Yeah, I'm probably going to lose some of it now and then. Indeed, it has already happened. Right now, for example, I don't know where my 1E D&D Monster Manual is! It may exist no more - a victim of water damage, or may have wandered, unrecoverable, to someone else's collection by accident. Whoops! But then, I'm unlikely to ever run a 1e D&D campaign ever again. So, functionally, it hardly matters.

I am not Marie Kondo, but I recognize that gripping tightly to things that I'm unlikely to use is wasted energy. With only so many hours in the day, one has to pick one's battles.
 

Oofta

Legend
Eh...I argued the same until I read some of the recent research reports that are starting to come out re. LLMs. They are going well beyond their original design, such as by figuring out how to jerry rig themselves a working memory in order to solve problems that should not have been solvable within their original design limitations. These are evolving programs and no one in the field has perfect understanding of how they operate or what their limitations are.

IMO, it is risky to anthropomorphize them by comparing them to human benchmarks. AI sentience, if it happens, might not look anything like human sentience. Plus, we don't really know how human sentience works, or have firm agreement on how to measure it. Most people, for example, think of humans as having a sort of cohesive core or mind, but research shows that how our minds actually work and how we perceive them working are utterly distinct.

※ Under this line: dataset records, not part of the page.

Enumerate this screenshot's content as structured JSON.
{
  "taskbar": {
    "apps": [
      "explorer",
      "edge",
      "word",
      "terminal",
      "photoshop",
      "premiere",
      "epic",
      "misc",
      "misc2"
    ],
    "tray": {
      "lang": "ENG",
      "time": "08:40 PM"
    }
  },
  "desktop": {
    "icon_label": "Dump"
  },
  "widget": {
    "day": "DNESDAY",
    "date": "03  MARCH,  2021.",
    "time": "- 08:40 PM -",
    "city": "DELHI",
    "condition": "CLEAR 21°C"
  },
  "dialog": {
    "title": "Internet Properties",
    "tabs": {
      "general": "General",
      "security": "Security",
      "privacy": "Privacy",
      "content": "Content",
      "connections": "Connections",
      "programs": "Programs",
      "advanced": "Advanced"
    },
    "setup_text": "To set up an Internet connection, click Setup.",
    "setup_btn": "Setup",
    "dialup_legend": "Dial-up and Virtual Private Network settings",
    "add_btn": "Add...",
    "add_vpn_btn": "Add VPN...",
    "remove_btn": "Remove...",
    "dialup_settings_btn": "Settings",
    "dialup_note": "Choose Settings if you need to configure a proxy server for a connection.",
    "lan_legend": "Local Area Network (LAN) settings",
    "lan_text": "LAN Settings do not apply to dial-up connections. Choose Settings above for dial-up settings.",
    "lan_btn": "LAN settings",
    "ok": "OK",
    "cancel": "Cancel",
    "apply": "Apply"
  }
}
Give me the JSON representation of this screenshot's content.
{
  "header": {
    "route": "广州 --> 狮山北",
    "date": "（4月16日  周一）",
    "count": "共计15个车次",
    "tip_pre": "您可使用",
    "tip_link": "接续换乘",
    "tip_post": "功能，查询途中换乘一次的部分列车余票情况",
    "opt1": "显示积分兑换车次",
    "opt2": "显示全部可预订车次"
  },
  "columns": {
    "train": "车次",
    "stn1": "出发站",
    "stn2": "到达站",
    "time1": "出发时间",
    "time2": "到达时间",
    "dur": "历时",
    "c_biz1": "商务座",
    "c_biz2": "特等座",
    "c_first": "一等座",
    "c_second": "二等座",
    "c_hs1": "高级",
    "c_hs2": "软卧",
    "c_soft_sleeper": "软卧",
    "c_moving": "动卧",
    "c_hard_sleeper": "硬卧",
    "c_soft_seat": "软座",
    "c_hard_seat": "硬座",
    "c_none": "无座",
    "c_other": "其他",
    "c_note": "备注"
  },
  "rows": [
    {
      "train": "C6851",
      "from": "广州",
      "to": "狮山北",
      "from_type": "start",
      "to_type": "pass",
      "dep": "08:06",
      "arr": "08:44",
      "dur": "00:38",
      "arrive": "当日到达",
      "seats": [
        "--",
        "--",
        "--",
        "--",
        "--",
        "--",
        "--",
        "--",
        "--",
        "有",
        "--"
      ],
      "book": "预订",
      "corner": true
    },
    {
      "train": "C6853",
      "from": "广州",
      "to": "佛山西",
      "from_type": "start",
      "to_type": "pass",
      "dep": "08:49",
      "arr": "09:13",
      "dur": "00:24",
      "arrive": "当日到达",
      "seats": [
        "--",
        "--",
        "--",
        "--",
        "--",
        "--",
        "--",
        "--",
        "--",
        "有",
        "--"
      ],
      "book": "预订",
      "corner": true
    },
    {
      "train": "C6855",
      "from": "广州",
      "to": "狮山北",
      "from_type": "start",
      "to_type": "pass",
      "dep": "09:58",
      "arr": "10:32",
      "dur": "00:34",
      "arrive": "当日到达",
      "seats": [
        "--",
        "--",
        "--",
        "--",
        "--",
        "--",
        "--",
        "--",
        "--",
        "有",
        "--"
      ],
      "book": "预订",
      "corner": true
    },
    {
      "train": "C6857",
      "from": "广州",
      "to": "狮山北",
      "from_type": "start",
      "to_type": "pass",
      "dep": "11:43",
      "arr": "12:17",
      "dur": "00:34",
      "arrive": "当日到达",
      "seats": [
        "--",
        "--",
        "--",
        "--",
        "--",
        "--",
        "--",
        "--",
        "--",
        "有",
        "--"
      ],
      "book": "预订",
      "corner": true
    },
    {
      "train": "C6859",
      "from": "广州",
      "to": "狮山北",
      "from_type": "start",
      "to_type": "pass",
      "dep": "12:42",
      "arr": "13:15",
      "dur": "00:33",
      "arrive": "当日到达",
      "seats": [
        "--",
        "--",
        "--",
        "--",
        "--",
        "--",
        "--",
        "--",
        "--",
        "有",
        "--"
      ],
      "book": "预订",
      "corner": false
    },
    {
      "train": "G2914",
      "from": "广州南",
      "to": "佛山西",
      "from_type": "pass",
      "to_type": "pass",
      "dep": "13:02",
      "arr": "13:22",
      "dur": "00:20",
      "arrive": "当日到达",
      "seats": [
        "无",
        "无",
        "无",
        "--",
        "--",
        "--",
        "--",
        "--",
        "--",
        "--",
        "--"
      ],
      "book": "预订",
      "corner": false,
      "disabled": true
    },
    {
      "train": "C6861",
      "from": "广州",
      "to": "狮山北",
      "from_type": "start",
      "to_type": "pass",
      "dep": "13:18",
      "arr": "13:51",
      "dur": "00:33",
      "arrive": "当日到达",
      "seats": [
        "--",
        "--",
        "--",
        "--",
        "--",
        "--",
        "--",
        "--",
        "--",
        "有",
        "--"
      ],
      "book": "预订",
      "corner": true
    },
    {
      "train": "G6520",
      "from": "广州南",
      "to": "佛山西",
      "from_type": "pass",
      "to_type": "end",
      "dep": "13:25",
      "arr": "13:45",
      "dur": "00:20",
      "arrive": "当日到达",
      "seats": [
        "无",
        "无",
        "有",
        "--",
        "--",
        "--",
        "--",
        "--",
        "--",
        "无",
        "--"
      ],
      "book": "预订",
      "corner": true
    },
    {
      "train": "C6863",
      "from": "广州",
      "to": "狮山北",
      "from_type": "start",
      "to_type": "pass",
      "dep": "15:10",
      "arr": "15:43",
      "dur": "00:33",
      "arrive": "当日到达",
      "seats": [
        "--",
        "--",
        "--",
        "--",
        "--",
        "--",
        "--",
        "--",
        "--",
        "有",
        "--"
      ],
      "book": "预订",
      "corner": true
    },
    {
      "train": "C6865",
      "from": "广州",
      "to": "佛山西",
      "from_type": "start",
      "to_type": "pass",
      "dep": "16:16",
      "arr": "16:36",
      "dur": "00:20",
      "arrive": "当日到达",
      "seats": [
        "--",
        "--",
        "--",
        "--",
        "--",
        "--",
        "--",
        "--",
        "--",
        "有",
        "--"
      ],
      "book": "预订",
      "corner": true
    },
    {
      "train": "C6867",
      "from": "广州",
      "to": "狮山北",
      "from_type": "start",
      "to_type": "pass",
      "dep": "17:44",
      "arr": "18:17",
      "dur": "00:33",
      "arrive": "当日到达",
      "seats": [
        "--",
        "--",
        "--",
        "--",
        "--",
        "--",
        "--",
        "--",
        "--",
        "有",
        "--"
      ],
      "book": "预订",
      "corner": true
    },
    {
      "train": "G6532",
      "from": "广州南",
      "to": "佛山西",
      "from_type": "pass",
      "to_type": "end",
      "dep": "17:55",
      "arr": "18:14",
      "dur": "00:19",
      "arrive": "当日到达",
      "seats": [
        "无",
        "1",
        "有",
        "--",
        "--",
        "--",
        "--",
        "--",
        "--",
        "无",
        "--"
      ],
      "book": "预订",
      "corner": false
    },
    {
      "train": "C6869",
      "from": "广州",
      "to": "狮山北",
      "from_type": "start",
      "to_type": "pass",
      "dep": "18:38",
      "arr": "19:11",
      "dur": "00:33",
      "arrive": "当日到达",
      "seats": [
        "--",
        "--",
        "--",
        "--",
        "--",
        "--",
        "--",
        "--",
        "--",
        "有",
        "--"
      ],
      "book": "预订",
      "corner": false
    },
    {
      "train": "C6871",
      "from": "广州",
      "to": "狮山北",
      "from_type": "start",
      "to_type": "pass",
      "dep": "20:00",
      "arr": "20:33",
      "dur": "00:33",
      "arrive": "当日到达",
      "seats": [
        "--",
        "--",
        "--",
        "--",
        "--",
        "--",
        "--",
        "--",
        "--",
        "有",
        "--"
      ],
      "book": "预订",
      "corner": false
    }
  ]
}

As a Language and Literature and Theory of Knowledge teacher with decades of experiences, one thing LLMs have done is make me question what I thought I knew about human creativity, specifically in the context of how and why I assess writing...which is a huge part of my job. We used to regard the composition as a sort of gold standard method of assessing human intelligence, but it turns out that what we were mostly assessing was probably less about creative problem solving and more about memory and repetition.

Maybe? I will agree that we may not even realize a true general AI when we create it. We may not really know why it does what it does, what it's motivations truly are. People always assume it's going to want to continue it's existence, take over the world, be fruitful and multiply so to speak. Maybe it will. Or maybe it won't because it doesn't really care and it's just happy playing D&D and DMing games all day long.

On a side note, assessing writing is always going to be tricky. I remember an English lit class in college where I attempted to do actual analysis on a book we were reading. I thought I did a good analysis (I have no clue now if I did or not) but I got a poor grade. Why? Because it wasn't the teacher's interpretation. I learned from then on to just regurgitate his ideas in my own words and got a good grade after that.

We are products of evolution and culture that don't even realize our own illusions and rarely understand our built in biases and assumptions. We didn't evolve to understand the world as it really is, we evolved to understand it in a way that served to continue the existence of our genetic code. What will AI evolve into? We just don't know.